JD: It’s a very interesting question. Let me answer it in several parts. I’m not so sure that you will think it’s terribly sophisticated, but I’ll do what I can here. First of all, as I mentioned, we [have access] to endowments created by individuals or foundations that are identifying what is important to them. That has been very helpful, because we can make choices ourselves to do what I’ve described before, to enhance a collection of Edward Albee, for example. So I don’t have to offer anything: we can make choices. Another approach would be to discuss with the producers – which we do all the time – the importance of documenting work so that it is there for posterity. For some, that is enough; for others, it’s taken me a lot more time. I can give a specific example. I in a social setting last summer, and the producer of … Oh, I’ll say it, the producer of Spamalot was sitting next to me. He said, “I don’t really need to have that documented,” and I was thrilled. I didn’t have to say a word because everybody around me, one who was a production manager and some of the other people, said: “Well, wait a minute. You clearly don’t understand the value of what happens here.” So sometimes it isn’t the direct person, it’s someone else who’s looked upon as a peer of that person who is substantiating that this [archiving process] is really important to do.

In others ways, we’ve gotten very clever. I knew that certain people were really good friends of certain producers, and it was either a birthday or it was Christmas, and they needed a present, so why didn’t they just buy the documentation of Woman in White or this or that [production]. That has been very successful. So sometimes, it’s that indirect approach; sometimes, it’s because immortality is important, and sometimes – and I don’t want to underestimate this – there is real value [in the archive] to many people involved in both dance and theatre. I can’t speak of music because, as I said, we haven’t addressed that yet, but the value of knowing that a tape exists forever is really important. It’s not that I’m going to offer a party or anything other than that it exists. And why is it important? It is important for the immortality [of a work], but it’s also important because they can go back to it. For example, when Tony Kushner did Angels in America it was documented, and then Mike Nicholls decided that he was going to do it for HBO. A whole team of people were able to sit for day after day after day [in the library] looking at costumes, sets and everything else in [the show] in order to be able to do that. Everyone in the industry knows what kind of value that had, so word of mouth also underscores the importance of such documentation, because [it has the potential to be used] to create something else in the future.

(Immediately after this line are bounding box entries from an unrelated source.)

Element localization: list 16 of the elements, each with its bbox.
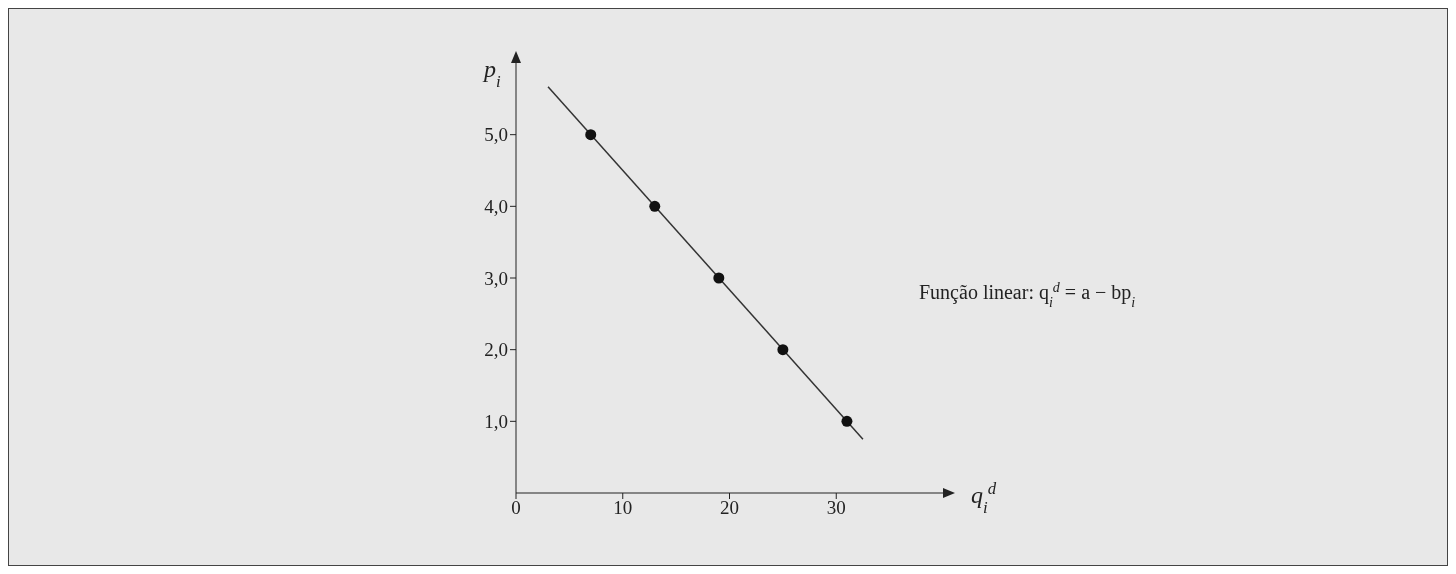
y-tick-label: 1,0 [484,411,508,433]
x-tick-label: 10 [613,497,633,519]
y-tick-label: 2,0 [484,339,508,361]
annotation: Função linear: q$_{i}$$^{d}$ = a − bp$_{i}$ [919,279,1136,310]
point [713,272,725,284]
point [585,129,597,141]
point [777,344,789,356]
point [649,200,661,212]
y-tick-label: 3,0 [484,267,508,289]
y-tick-label: 5,0 [484,124,508,146]
x-tick-label: 20 [720,497,739,519]
y-tick-label: 4,0 [484,196,508,218]
x-tick-label: 30 [826,497,846,519]
y-axis-title: p$_{i}$ [482,56,501,91]
point [841,415,853,427]
x-tick-label: 0 [511,497,521,519]
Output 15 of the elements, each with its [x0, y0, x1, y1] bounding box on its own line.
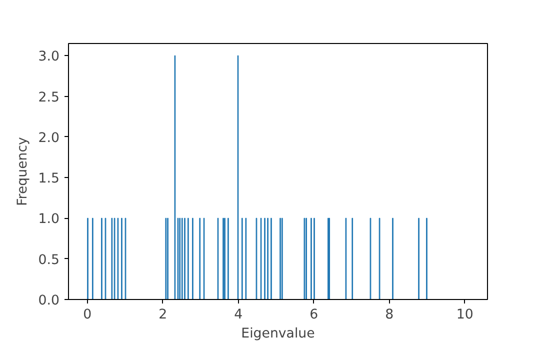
x-tick-label: 0	[83, 308, 92, 322]
y-tick-label: 1.0	[38, 212, 60, 228]
x-tick-label: 10	[456, 308, 474, 322]
x-tick-label: 2	[158, 308, 168, 322]
x-tick-label: 8	[385, 308, 394, 322]
y-tick-label: 2.0	[38, 130, 60, 146]
y-axis-title: Frequency	[15, 136, 30, 206]
y-tick-label: 0.5	[38, 252, 60, 268]
y-tick-label: 3.0	[38, 50, 60, 65]
y-tick-label: 1.5	[38, 172, 60, 187]
y-tick-label: 2.5	[38, 90, 60, 106]
y-tick-label: 0.0	[38, 294, 60, 308]
x-axis-title: Eigenvalue	[241, 326, 315, 342]
x-tick-label: 4	[234, 308, 243, 322]
x-tick-label: 6	[310, 308, 318, 322]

I don’t know if that answers your question in total, but I think there is no hook like you’re going to get a name on a billboard or we’re going to have a gigantic party for you if you do this. It’s a kind of internal acceptance of the fact that this is an important process. In conclusion, I would say I’m working on one person who runs a festival – British accent, I might remember– who said to me recently, “Theatre is ephemeral, and it exists in the moment, and I see no point in documenting it” I’ll get him yet!


CB: We need to draw this to a close . So Richard do you want to…?

RA: Jacqueline, you said, “apart from immortality”. That’s a pretty attractive thing to offer, you know.

Woman: Not when you’re dead!

RA: Well, as Jacqueline said, I know that I go back and look at tapes. With my company, over the last eleven years, I’ve filmed every performance. The point is for me not to have just one record but to have the process. I work on the pieces all the time; I change things. Dancers go wrong, they make weird mistakes that I find rather interesting and might keep. For me, it’s actually a [valuable] tool. Channel 4 made a series of documentaries about ten years ago now – one was about [William] Forsythe, one was about [???Krishna???], and one was about me. The [documentary makers acted] like a kind of fly on the wall during the making of a piece and shot sixty hours of studio material, which they gave to me as a present. And one day I’ll look at it! (LAUGHTER) As Jacqueline said, it’s really important to me that it’s there.